Nell’attesa di conoscere il resoconto della revisione del profilo di sicurezza sui vaccini anti-HPV, diventa sempre più evidente il fatto che è impossibile continuare a negare che i vaccini possano causare reazioni avverse. Non è ulteriormente accettabile sentir dire che gli unici effetti collaterali dei vaccini sono febbre, cefalea e reazioni locali, che le reazioni avverse riportate nelle schede tecniche dei vaccini sono scritte per lo più per una tutela legale della ditta produttrice, né che studi che dimostrano un’associazione di causalità tra reazione avversa e vaccino non sono da tener di conto perché l’articolo è pubblicato su una rivista scientifica a basso impact factor (è la misura della frequenza con cui un articolo di una rivista viene citato dalle altre riviste in un arco di tempo determinato -i due anni successivi alla sua uscita- anno o periodo. Questa misura è utilizzata come valutazione approssimativa dell’importanza di una rivista a confronto con le altre dello stesso settore: più è alto l’impact factor più la rivista risulta autorevole.). Ebbene, gli articoli sopra citati sono stati pubblicati su riviste scientifiche importanti, tra cui Internal Medicine Journal (impact factor 5.785), European Journal of Neurology (impact factor 3.852) e Vaccine (impact factor 3.485).

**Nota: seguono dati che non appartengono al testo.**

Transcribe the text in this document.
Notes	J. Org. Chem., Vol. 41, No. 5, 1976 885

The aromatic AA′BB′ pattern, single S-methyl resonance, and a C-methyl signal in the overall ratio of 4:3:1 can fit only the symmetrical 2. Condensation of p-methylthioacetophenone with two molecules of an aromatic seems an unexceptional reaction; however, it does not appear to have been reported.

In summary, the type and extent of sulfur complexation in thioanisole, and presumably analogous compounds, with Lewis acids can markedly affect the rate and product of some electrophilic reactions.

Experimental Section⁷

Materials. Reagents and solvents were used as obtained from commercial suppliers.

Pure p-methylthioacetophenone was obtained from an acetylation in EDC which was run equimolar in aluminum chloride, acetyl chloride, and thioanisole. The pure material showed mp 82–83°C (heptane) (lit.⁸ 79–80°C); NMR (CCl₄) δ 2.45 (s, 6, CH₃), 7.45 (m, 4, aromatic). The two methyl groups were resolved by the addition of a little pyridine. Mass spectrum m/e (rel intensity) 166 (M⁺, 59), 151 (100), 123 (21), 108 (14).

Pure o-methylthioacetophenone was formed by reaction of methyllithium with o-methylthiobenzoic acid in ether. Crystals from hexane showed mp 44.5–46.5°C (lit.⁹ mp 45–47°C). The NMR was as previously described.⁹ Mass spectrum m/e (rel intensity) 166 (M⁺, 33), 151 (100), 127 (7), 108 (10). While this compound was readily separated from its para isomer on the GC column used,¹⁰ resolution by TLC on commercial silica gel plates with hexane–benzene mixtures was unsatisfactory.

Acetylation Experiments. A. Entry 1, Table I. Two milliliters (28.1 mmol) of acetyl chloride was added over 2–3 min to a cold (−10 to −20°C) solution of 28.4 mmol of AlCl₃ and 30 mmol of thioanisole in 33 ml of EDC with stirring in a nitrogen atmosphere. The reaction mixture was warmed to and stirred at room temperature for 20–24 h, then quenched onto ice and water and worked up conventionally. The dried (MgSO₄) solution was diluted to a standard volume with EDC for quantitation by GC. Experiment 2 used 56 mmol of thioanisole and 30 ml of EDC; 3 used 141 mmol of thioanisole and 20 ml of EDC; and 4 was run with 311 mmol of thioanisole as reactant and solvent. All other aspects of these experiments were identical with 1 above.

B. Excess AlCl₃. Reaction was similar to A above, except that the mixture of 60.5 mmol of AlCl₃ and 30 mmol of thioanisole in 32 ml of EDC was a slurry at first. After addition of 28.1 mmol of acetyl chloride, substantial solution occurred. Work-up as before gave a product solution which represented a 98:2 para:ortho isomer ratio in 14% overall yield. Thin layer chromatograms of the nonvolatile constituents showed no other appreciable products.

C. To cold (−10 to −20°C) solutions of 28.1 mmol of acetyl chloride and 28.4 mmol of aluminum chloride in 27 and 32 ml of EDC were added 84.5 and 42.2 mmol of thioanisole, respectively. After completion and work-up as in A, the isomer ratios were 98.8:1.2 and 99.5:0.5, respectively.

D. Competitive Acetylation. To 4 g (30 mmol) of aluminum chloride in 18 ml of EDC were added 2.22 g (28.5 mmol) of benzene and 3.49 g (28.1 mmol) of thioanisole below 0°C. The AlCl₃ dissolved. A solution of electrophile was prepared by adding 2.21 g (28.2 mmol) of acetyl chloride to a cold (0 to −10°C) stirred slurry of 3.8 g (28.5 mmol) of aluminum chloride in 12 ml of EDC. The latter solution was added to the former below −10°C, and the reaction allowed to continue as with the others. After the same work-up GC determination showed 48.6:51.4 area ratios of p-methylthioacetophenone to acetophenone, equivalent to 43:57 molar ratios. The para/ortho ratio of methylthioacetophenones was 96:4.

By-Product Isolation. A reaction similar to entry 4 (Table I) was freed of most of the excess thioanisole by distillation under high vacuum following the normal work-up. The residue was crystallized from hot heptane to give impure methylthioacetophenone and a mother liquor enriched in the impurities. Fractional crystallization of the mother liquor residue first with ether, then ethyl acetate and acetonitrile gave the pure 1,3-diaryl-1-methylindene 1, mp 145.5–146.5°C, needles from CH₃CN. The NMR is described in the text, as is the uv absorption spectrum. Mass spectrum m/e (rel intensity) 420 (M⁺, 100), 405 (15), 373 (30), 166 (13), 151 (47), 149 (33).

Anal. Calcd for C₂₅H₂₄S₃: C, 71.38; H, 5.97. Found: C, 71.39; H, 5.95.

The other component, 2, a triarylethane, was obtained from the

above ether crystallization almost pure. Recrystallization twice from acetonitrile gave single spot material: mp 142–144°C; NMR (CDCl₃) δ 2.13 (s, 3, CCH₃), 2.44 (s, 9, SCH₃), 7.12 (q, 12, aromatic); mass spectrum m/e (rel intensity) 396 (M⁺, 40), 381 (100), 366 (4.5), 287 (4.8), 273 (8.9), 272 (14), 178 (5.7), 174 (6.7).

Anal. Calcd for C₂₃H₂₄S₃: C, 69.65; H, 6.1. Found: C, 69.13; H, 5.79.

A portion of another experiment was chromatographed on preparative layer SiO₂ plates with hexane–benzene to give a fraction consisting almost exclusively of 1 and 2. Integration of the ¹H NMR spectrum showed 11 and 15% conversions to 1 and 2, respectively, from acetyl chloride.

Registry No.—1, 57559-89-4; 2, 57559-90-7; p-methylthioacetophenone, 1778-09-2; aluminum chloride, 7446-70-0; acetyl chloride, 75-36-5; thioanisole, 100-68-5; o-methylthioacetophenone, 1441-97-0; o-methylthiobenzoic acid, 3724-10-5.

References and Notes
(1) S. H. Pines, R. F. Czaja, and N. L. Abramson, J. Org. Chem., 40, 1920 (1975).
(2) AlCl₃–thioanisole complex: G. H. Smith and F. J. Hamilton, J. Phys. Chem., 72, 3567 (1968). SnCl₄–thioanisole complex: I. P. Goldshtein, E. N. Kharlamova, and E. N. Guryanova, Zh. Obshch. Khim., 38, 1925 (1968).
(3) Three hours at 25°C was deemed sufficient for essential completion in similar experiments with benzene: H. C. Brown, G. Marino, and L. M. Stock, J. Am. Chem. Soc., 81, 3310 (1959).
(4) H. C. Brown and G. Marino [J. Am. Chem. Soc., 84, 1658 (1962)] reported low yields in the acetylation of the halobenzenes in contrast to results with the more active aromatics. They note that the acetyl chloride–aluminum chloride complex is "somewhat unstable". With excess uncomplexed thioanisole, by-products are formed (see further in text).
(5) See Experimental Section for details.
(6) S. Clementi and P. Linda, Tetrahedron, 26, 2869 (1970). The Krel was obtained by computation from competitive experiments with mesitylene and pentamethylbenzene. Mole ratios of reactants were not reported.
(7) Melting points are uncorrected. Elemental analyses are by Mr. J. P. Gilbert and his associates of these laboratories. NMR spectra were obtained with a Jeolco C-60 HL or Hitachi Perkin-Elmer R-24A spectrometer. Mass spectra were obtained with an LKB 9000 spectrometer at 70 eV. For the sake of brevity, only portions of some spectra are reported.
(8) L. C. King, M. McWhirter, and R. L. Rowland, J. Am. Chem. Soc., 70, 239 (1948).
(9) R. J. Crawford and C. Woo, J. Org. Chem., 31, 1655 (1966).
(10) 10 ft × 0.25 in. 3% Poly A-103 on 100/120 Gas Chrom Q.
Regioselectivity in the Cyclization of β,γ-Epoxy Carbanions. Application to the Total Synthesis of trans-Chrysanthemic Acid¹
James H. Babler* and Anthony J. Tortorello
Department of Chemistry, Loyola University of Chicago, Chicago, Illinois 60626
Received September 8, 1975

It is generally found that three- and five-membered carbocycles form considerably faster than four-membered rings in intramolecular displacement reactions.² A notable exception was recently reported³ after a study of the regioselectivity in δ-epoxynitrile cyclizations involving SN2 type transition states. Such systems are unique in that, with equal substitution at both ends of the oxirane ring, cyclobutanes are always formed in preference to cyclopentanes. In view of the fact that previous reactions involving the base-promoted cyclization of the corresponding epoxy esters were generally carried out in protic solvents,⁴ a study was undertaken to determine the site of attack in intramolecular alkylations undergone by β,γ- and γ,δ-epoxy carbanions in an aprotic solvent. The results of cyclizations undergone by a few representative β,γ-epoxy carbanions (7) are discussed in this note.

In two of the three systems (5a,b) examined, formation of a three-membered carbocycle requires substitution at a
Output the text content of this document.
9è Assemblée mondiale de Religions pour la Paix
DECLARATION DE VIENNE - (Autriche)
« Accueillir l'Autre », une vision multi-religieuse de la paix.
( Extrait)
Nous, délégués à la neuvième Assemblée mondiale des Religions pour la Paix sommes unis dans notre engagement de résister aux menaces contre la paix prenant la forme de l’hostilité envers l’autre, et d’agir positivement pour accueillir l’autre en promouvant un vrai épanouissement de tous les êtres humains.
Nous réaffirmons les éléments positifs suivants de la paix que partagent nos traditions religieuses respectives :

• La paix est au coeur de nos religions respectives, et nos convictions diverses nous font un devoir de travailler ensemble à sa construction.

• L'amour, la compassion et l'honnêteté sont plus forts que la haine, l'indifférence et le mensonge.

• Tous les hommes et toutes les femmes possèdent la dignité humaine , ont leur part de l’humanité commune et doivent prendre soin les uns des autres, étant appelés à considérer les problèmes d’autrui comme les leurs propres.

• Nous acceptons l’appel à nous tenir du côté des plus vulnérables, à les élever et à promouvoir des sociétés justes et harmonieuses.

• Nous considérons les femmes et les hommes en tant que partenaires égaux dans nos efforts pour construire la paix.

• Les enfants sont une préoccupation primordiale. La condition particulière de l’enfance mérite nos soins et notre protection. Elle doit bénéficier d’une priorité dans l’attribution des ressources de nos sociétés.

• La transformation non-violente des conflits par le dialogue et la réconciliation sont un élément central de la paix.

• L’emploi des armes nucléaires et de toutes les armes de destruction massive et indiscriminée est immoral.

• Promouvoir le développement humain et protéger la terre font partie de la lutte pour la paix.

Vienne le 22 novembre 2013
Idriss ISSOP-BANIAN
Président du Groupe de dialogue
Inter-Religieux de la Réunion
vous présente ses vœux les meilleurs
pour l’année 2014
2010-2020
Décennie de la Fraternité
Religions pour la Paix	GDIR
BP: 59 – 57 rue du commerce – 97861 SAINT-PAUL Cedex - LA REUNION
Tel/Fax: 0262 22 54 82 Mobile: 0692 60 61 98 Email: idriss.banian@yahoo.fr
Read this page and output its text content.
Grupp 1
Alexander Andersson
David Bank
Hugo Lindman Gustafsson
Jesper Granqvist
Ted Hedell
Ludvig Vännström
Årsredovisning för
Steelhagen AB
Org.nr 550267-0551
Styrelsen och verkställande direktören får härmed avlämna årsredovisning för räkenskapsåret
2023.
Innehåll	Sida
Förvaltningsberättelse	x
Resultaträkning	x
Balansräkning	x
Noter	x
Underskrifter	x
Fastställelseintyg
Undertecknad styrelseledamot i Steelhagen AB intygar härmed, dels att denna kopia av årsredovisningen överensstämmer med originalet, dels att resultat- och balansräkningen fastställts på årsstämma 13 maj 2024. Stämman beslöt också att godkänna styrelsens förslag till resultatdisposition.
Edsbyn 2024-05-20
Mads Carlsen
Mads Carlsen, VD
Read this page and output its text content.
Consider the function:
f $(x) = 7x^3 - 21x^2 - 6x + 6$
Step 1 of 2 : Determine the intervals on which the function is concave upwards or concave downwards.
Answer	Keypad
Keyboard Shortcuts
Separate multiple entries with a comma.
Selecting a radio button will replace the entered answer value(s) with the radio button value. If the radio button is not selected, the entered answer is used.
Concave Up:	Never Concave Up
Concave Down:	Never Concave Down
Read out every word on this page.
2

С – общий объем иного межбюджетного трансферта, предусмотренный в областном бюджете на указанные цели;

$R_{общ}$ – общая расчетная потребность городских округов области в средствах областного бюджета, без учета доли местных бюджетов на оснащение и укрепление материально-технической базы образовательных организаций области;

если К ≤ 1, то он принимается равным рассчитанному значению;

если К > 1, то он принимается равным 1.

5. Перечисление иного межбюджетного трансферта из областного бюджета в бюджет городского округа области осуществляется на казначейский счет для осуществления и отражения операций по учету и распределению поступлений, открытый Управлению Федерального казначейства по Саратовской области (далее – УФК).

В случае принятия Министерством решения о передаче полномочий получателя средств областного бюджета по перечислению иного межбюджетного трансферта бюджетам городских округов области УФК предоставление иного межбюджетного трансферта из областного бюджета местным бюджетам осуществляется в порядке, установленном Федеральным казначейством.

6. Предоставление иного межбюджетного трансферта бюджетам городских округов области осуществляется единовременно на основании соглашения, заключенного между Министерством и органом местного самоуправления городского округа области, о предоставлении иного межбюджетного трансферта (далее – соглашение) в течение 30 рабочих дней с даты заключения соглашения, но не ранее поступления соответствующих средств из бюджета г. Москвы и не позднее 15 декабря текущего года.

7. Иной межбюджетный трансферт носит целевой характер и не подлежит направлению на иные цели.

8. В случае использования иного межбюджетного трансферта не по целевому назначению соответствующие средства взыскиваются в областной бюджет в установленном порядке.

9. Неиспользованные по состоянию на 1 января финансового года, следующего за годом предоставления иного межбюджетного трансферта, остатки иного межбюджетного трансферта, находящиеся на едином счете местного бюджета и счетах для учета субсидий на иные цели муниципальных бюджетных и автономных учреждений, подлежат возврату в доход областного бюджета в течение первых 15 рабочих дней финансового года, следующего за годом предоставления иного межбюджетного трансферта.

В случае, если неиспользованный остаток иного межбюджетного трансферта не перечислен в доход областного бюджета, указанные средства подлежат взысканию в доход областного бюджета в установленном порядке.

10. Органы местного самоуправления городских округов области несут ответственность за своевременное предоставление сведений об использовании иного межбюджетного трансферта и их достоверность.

Sono dati che, insieme alle segnalazioni che giungono con i sistemi di sorveglianza passiva necessitano di ulteriori analisi per stabilire il rapporto di causalità.

Auspichiamo per questo una sempre maggiore segnalazione di sospette reazioni avverse al sistema di farmacovigilanza, poiché solo la raccolta di molte schede dà la possibilità di generare dei segnali forti che possano essere valutati dalle autorità regolatorie per stabilire se si tratta di sola correlazione temporale o anche di causalità. Si ricorda inoltre che, con il nuovo decreto ministeriale del 30/04/2015 sulla farmacovigilanza, i medici e gli altri operatori sanitari sono tenuti segnalare tutte le sospette reazioni avverse nell’arco di 48 ore da quando ne sono venuti a conoscenza (36 ore per i vaccini).

Il procedimento intrapreso dall’EMA e l’analisi della letteratura recente circa queste reazioni avverse rafforzano la nostra richiesta di moratoria per la rivalutazione del rapporto rischio-beneficio della vaccinazione anti-HPV.

Invitiamo i medici e gli altri operatori sanitari a firmare e diffondere la moratoria http://www.assis.it/moratoria-vaccino-hpv/ .

1 http://www.ema.europa.eu/docs/en_GB/document_library/Press_release/2015/07/WC500189481.pdf

2 Richards S, Chalkiadis G, Lakshman R, Buttery JP. Complex regional pain syndrome following immunisation.Crawford NWArch Dis Child. 2012 Oct;97(10):913-5.

3 Kinoshita T, Abe RT, Hineno A, Tsunekawa K, Nakane S, Ikeda S. Peripheral sympathetic nerve dysfunction in adolescent Japanese girls following immunization with the human papillomavirus vaccine. Intern Med. 2014;53(19):2185-200.

4 Martínez-Lavín M. Hypothesis: Human papillomavirus vaccination syndrome-small fiber neuropathy and dysautonomia could be its underlying pathogenesis. Clin Rheumatol. 2015 Jul;34(7):1165-9.

5 Blitshteyn S. Postural tachycardia syndrome following human papillomavirus vaccination. Eur J Neurol. 2014;21(1):135-9.

6 Brinth LS, Pors K, Theibel AC, Mehlsen J. Orthostatic intolerance and postural tachycardia syndrome as suspected adverse effects of vaccination against human papilloma virus. Vaccine. 2015 May 21;33(22):2602-5.